A fund originally created for a new EMS building was given to the Platteville Fire Department for a new or renovated fire station. A fund created to purchase supplies for Automated External Defibrillators was assigned to the city Department of Public Works, which is maintaining AEDs in city buildings. 

The money in the largest fund, which had almost $180,000 for the purchase of a new ambulance, will be determined at a future EMS district meeting.

Platteville Area Ambulance Service began operation in the Municipal Building Aug. 1, 1984, a year after it was formed to take over EMS services from the Platteville Police Department, which started ambulance service at the end of 1966. Before that, the city’s three funeral homes also provided ambulance service.
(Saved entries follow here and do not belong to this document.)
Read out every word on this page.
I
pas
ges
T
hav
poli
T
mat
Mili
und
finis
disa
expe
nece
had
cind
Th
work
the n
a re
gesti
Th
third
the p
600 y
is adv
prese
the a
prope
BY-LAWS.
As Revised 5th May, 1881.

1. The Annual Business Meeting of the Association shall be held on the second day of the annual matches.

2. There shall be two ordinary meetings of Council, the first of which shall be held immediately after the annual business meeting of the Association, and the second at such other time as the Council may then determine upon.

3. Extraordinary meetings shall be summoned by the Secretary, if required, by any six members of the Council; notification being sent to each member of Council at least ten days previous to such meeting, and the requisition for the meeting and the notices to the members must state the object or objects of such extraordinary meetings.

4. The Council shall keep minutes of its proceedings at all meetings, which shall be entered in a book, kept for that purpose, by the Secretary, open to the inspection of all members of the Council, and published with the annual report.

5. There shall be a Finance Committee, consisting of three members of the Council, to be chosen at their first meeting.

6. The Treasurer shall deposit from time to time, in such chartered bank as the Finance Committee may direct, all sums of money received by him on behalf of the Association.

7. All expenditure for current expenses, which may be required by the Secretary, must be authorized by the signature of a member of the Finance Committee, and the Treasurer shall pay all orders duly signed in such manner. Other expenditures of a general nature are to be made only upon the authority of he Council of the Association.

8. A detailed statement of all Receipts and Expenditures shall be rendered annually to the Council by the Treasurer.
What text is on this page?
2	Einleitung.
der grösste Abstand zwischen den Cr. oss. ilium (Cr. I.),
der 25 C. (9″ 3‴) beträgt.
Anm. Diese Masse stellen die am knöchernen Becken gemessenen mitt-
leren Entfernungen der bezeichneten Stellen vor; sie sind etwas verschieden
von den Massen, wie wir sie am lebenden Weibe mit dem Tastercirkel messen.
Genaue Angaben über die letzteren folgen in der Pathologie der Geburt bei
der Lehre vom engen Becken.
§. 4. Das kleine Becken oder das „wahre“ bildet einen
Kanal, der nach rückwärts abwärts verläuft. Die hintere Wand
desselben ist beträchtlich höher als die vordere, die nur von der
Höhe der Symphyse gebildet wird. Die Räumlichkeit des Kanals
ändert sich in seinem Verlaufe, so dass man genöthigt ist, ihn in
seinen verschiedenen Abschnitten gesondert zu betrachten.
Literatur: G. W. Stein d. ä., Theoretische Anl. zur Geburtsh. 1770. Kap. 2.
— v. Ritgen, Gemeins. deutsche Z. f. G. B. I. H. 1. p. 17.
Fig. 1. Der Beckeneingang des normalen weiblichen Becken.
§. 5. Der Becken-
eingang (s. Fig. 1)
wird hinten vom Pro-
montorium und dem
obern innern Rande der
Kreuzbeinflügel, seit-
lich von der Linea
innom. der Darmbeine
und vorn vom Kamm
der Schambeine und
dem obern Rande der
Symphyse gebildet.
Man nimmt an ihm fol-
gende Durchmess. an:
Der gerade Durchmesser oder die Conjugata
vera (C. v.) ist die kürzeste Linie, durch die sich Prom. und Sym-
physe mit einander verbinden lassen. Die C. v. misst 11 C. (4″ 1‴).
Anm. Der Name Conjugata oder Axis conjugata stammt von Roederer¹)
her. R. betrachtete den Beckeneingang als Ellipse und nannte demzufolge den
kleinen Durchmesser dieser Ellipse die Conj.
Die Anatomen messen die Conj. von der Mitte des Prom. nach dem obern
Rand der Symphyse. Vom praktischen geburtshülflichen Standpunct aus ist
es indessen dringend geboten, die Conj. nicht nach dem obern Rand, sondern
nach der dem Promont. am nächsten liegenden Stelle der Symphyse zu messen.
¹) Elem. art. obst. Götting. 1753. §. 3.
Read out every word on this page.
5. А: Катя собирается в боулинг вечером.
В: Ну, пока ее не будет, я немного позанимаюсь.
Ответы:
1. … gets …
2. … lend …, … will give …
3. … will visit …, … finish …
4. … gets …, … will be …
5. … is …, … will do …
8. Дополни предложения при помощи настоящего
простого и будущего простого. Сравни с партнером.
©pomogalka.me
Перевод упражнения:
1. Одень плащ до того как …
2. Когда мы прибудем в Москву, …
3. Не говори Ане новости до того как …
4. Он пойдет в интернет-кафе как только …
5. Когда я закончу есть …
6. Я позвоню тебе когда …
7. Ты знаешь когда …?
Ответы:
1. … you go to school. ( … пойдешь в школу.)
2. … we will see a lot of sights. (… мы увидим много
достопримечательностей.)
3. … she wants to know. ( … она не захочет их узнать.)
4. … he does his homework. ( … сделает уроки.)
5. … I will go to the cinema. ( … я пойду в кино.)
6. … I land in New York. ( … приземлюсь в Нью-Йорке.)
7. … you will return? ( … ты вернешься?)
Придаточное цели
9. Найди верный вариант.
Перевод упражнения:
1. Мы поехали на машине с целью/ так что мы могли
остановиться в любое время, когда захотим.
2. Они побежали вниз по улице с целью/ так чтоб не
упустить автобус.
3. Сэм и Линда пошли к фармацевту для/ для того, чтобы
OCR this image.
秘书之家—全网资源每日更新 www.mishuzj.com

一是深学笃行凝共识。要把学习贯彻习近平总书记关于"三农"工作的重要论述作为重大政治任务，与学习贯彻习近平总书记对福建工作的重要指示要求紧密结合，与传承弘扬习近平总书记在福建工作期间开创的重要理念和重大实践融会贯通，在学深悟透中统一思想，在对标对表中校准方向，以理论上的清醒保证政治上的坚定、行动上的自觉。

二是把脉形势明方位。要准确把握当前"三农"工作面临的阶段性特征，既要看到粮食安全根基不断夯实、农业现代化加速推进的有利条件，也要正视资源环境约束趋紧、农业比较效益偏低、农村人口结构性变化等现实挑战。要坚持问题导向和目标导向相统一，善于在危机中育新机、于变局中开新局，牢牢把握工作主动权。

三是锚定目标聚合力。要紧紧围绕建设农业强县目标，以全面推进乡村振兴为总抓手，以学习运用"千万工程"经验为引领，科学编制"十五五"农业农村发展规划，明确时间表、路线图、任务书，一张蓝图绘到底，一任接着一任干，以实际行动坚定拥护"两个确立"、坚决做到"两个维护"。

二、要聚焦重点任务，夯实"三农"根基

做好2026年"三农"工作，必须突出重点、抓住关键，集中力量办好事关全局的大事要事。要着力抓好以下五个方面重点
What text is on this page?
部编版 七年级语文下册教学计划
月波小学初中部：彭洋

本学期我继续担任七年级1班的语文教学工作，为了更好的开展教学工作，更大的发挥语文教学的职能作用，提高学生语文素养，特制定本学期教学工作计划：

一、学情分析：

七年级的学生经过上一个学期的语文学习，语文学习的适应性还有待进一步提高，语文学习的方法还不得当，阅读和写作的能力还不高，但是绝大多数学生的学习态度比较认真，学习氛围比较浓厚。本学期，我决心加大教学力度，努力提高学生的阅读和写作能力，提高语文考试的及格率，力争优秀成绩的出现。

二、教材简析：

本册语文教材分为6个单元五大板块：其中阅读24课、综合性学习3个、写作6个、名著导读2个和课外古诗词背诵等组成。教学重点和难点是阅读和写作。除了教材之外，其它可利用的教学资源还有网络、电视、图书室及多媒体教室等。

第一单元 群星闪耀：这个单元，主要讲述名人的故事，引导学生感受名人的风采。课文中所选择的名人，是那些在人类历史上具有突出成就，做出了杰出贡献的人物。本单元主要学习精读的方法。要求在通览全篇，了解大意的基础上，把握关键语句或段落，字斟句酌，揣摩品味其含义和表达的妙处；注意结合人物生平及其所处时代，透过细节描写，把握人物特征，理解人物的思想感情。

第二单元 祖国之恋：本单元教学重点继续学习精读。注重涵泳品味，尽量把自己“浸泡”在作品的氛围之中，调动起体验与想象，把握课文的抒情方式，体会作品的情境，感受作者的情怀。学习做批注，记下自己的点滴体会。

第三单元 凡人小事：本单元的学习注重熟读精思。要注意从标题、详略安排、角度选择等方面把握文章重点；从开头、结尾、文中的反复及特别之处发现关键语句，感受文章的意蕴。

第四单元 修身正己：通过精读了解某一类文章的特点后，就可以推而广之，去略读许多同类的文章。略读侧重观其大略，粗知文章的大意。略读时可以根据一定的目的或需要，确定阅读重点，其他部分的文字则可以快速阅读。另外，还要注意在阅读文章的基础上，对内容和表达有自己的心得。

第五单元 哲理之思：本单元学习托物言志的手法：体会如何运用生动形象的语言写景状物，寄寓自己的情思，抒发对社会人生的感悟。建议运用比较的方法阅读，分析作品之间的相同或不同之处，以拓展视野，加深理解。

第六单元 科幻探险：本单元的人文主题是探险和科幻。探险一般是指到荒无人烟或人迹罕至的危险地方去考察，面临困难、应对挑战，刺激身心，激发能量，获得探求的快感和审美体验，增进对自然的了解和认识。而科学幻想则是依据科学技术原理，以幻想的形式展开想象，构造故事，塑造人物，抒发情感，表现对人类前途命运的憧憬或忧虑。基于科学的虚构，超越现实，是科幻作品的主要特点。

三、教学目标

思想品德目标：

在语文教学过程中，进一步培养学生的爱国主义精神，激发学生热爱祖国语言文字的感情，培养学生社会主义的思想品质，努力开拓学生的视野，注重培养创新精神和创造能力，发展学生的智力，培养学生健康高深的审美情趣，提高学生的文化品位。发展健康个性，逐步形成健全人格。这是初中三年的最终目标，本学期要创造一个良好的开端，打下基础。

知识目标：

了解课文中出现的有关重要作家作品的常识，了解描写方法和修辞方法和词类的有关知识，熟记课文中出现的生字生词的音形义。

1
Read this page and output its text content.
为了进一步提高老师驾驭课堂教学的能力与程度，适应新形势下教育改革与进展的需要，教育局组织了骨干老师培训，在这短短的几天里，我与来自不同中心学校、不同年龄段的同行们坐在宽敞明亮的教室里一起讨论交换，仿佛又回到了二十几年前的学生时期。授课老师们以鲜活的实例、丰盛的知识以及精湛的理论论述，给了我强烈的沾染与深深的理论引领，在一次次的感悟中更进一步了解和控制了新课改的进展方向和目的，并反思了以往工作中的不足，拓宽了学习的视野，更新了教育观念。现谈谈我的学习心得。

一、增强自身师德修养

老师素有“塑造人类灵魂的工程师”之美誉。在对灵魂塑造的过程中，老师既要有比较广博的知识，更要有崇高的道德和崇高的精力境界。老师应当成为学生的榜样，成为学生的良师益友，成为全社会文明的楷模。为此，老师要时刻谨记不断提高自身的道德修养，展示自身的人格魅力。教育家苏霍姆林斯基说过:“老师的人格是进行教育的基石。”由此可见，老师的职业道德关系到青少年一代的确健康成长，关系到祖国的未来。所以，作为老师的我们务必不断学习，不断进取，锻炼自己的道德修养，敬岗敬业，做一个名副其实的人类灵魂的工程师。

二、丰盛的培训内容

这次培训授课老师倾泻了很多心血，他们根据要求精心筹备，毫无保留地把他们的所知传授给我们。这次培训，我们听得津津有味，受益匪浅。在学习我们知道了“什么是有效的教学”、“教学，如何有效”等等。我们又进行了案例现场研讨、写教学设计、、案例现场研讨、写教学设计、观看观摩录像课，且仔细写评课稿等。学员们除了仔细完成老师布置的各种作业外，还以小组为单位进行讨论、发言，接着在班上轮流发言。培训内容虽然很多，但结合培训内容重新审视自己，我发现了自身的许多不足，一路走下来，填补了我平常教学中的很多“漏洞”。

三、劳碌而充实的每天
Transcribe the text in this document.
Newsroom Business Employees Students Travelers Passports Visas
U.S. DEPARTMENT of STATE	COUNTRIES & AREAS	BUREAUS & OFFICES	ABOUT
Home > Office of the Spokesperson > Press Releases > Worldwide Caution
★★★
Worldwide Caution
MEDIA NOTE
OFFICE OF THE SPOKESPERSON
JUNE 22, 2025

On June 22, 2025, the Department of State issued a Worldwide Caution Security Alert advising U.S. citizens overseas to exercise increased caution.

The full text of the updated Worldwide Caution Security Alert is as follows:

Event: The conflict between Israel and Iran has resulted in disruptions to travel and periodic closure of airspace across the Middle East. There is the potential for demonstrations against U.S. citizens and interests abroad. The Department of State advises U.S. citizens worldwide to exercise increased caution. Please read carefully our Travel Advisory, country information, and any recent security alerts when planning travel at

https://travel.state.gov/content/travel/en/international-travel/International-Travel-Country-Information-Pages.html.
The city purchased an ambulance and equipment from Karrmann Funeral Home to start police ambulance service. The current ambulance garage at 330 W. Furnace St. was built in 1986.

Platteville police managed the ambulance service until 1994, when a part-time director was hired, though police still dispatch the ambulance. One year later, the city changed the ambulance service’s name to Platteville Emergency Medical Service.

Platteville EMS served about 17,000 people, with the City of Platteville totaling 77 percent of the EMS district and the Town of Platteville 10 percent. About 85 percent of Platteville EMS’ calls were within the city boundaries.